I have your file, I will work on it tomorrow but please remove the file.


----------



## Andy9847 (Nov 7, 2016)

DataBase said:


> Hi,
> 
> I can help with this, iv done tons of these one here, MOT and Tax ones too. One bit of advice, remove this file and upload one with dummy data, this has registration details and email addresses which I wouldn't recommend making available to the world.
> 
> I have your file, I will work on it tomorrow but please remove the file.





DataBase said:


> Hi,
> 
> I can help with this, iv done tons of these one here, MOT and Tax ones too. One bit of advice, remove this file and upload one with dummy data, this has registration details and email addresses which I wouldn't recommend making available to the world.
> 
> I have your file, I will work on it tomorrow but please remove the file.

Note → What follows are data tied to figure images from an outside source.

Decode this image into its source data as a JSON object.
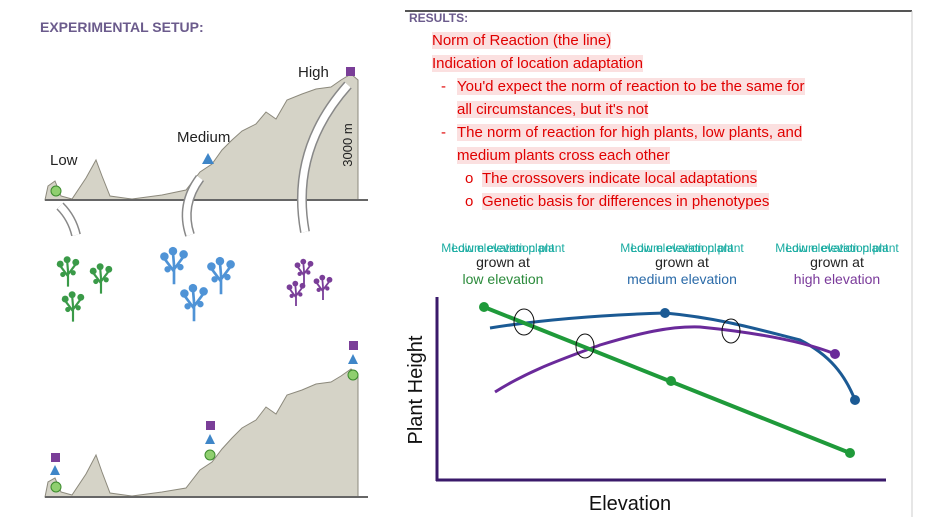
{
  "setup": {
    "title": "EXPERIMENTAL SETUP:",
    "low": "Low",
    "medium": "Medium",
    "high": "High",
    "scale": "3000 m"
  },
  "results": {
    "title": "RESULTS:",
    "lines": [
      "Norm of Reaction (the line)",
      "Indication of location adaptation"
    ],
    "bullets": [
      {
        "marker": "-",
        "lines": [
          "You'd expect the norm of reaction to be the same for",
          "all circumstances, but it's not"
        ]
      },
      {
        "marker": "-",
        "lines": [
          "The norm of reaction for high plants, low plants, and",
          "medium plants cross each other"
        ],
        "sub": [
          {
            "marker": "o",
            "text": "The crossovers indicate local adaptations"
          },
          {
            "marker": "o",
            "text": "Genetic basis for differences in phenotypes"
          }
        ]
      }
    ]
  },
  "graph": {
    "columns": [
      {
        "overlay": [
          "Low elevation plant",
          "Medium elevation plant"
        ],
        "grown": "grown at",
        "elevation": "low elevation"
      },
      {
        "overlay": [
          "Medium elevation plant",
          "Low elevation plant"
        ],
        "grown": "grown at",
        "elevation": "medium elevation"
      },
      {
        "overlay": [
          "Medium elevation plant",
          "Low elevation plant"
        ],
        "grown": "grown at",
        "elevation": "high elevation"
      }
    ],
    "y_label": "Plant Height",
    "x_label": "Elevation"
  }
}
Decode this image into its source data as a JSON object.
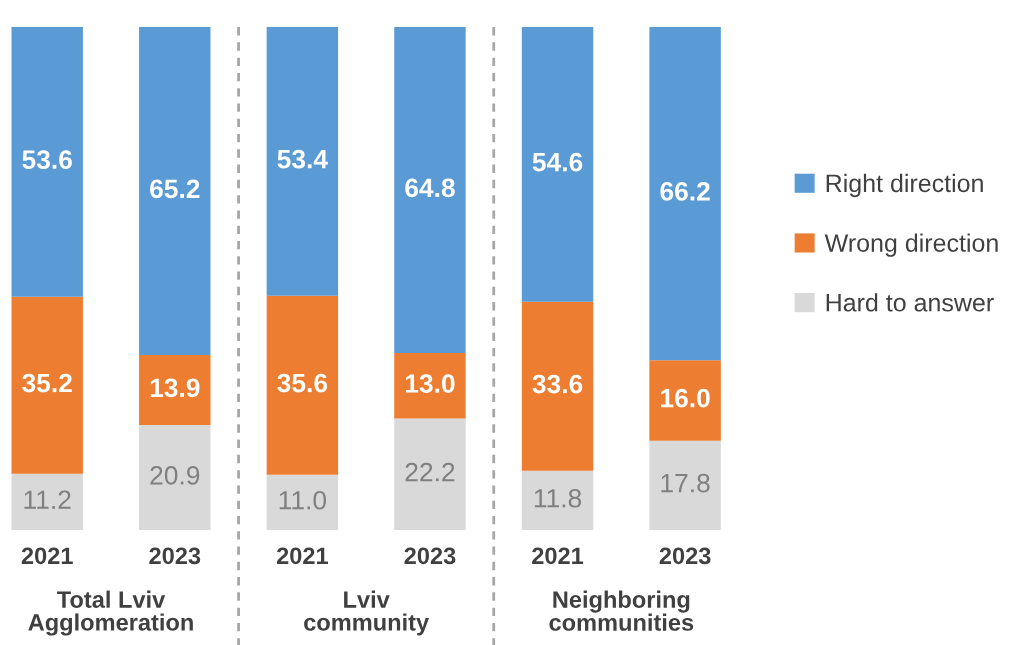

thank you its much appreciated, I will also do as you have suggested and remove the file


----------



## Andy9847 (Nov 7, 2016)

Hi,

As you suggested I have added a dummy program, thank you for the advise. I would also like to thank you for your help in assisting me in what I am trying to do, its much appreciated.


----------



## DataBase (Jan 15, 2004)

Hi,
Try the attached, when you open the workbook you will need to enable content (MACROS) in order for it to work. It should immediately generate 3 emails.

Notes:
I have removed sensitive data from the workbook and changed dates for testing purposes

Currently the emails that are generated are displayed rather than sent automatically. If you want to auto send then change
.Display to .Send

See how this works and let us know what changes are needed.


----------



## Andy9847 (Nov 7, 2016)

DataBase said:


> Hi,
> Try the attached, when you open the workbook you will need to enable content (MACROS) in order for it to work. It should immediately generate 3 emails.
> 
> Notes:
> ...


Hi DB,
This works great and is much appreciated, would it also be possible to get it to place a date and time the email was sent in column N & Q


----------



## DataBase (Jan 15, 2004)

Here you are.


----------



## Andy9847 (Nov 7, 2016)

DataBase said:


> Here you are.


HI DB, This works great, thank you for your help on this, it has also aided me in my learning of VB scripts.


----------



## DataBase (Jan 15, 2004)

No worries at all, play around with VBA its really good and can help in many scenarios. We are always here if you get stuck or need help/advice.


----------



## Andy9847 (Nov 7, 2016)

DataBase said:


> No worries at all, play around with VBA its really good and can help in many scenarios. We are always here if you get stuck or need help/advice.


Thank you


----------